Textualmente: “La Directiva 2009/101/CE del Parlamento Europeo y del Consejo, de 16 de septiembre de 2009, tendente a coordinar, para hacerlas equivalentes, las garantías exigidas en los Estados miembros a las sociedades definidas en el artículo 48 [CE], párrafo segundo, para proteger los intereses de socios y terceros, y en particular sus artículos 2 y 6 a 8, y la Directiva 2012/30/UE del Parlamento Europeo y del Consejo, de 25 de octubre de 2012, tendente a coordinar, para hacerlas equivalentes, las garantías exigidas en los Estados miembros a las sociedades definidas en el artículo 54 [TFUE], párrafo segundo, con el fin de proteger los intereses de los socios y terceros, en lo relativo a la constitución de la sociedad anónima, así como al mantenimiento y modificaciones de su capital, en particular sus artículos 19 y 36, deben interpretarse en el sentido de que no confieren a los trabajadores que sean acreedores de una sociedad anónima, a raíz de la extinción de su contrato de trabajo, el derecho a ejercitar, ante la misma jurisdicción social que la competente para conocer de la acción declarativa de su crédito salarial, una acción de responsabilidad contra el administrador de esa sociedad, por no haber convocado la junta general pese a las pérdidas importantes sufridas por la empresa, con el fin de que se declare a dicho administrador responsable solidario de la referida deuda salarial.”
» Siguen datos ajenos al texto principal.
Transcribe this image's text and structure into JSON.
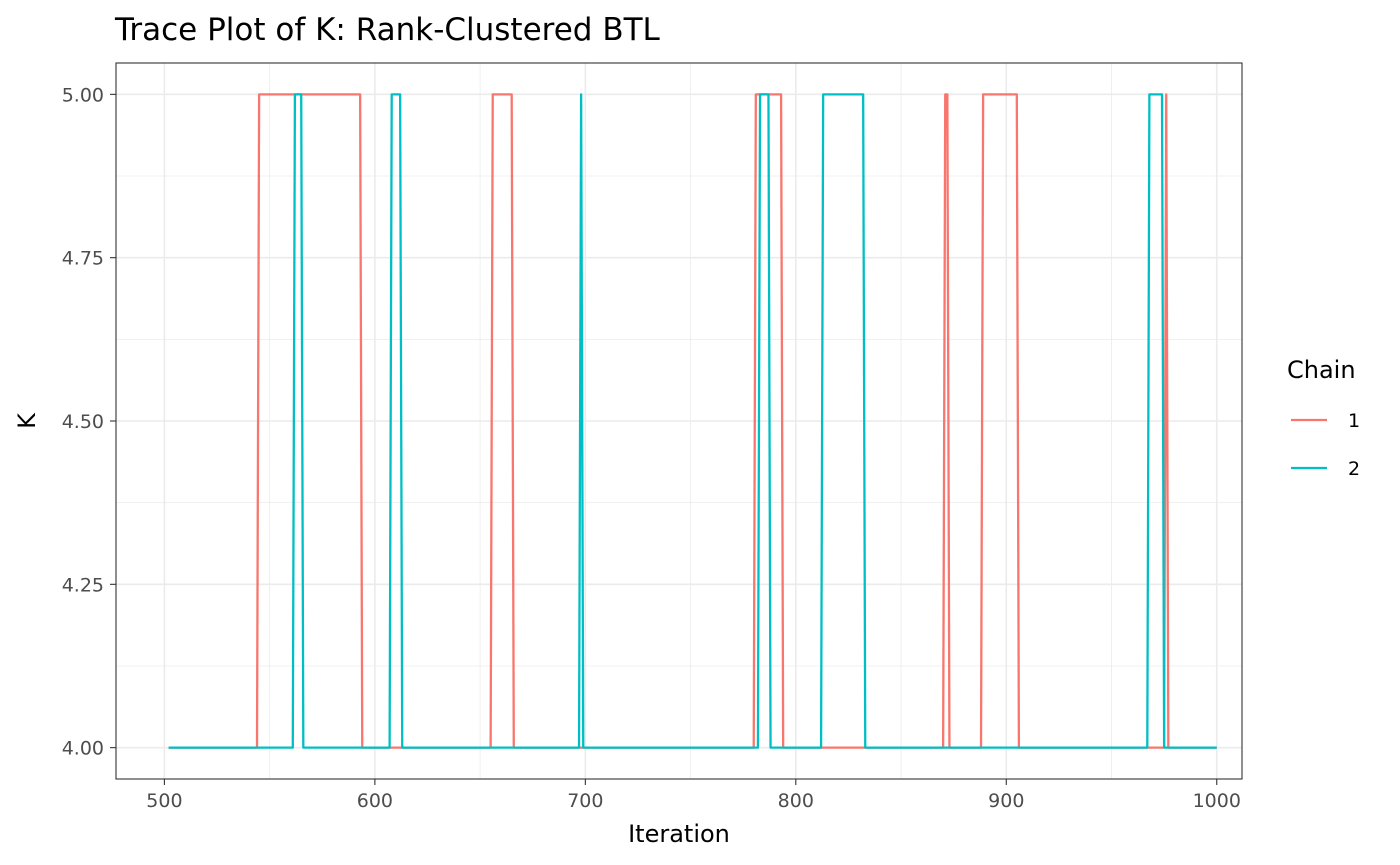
{
  "chart_data": {
    "type": "line",
    "title": "Trace Plot of K: Rank-Clustered BTL",
    "xlabel": "Iteration",
    "ylabel": "K",
    "xlim": [
      477,
      1012
    ],
    "ylim": [
      3.952,
      5.048
    ],
    "x_ticks": [
      500,
      600,
      700,
      800,
      900,
      1000
    ],
    "x_tick_labels": [
      "500",
      "600",
      "700",
      "800",
      "900",
      "1000"
    ],
    "y_ticks": [
      4.0,
      4.25,
      4.5,
      4.75,
      5.0
    ],
    "y_tick_labels": [
      "4.00",
      "4.25",
      "4.50",
      "4.75",
      "5.00"
    ],
    "grid": true,
    "legend": {
      "title": "Chain",
      "position": "right"
    },
    "series": [
      {
        "name": "1",
        "color": "#F8766D",
        "x": [
          502,
          544,
          545,
          593,
          594,
          655,
          656,
          665,
          666,
          780,
          781,
          793,
          794,
          870,
          871,
          872,
          873,
          888,
          889,
          905,
          906,
          975,
          976,
          977,
          1000
        ],
        "y": [
          4,
          4,
          5,
          5,
          4,
          4,
          5,
          5,
          4,
          4,
          5,
          5,
          4,
          4,
          5,
          5,
          4,
          4,
          5,
          5,
          4,
          4,
          5,
          4,
          4
        ]
      },
      {
        "name": "2",
        "color": "#00BFC4",
        "x": [
          502,
          561,
          562,
          565,
          566,
          607,
          608,
          612,
          613,
          697,
          698,
          699,
          782,
          783,
          787,
          788,
          812,
          813,
          832,
          833,
          967,
          968,
          974,
          975,
          1000
        ],
        "y": [
          4,
          4,
          5,
          5,
          4,
          4,
          5,
          5,
          4,
          4,
          5,
          4,
          4,
          5,
          5,
          4,
          4,
          5,
          5,
          4,
          4,
          5,
          5,
          4,
          4
        ]
      }
    ]
  }
}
Por tanto, en la práctica esta resolución implicará que seguirán sin tratarse en ninguna sede judicial las reclamaciones que los trabajadores hubieran podido plantear exigiendo responsabilidades a los administradores de aquellas empresas que han dejado de abonar alguna deuda salarial o indemnizatoria y, lo que es peor, sin oportunidad de recuperarla por un estado de insolvencia sobrevenido. En fin, se mantiene la doctrina del Supremo de la doble vía.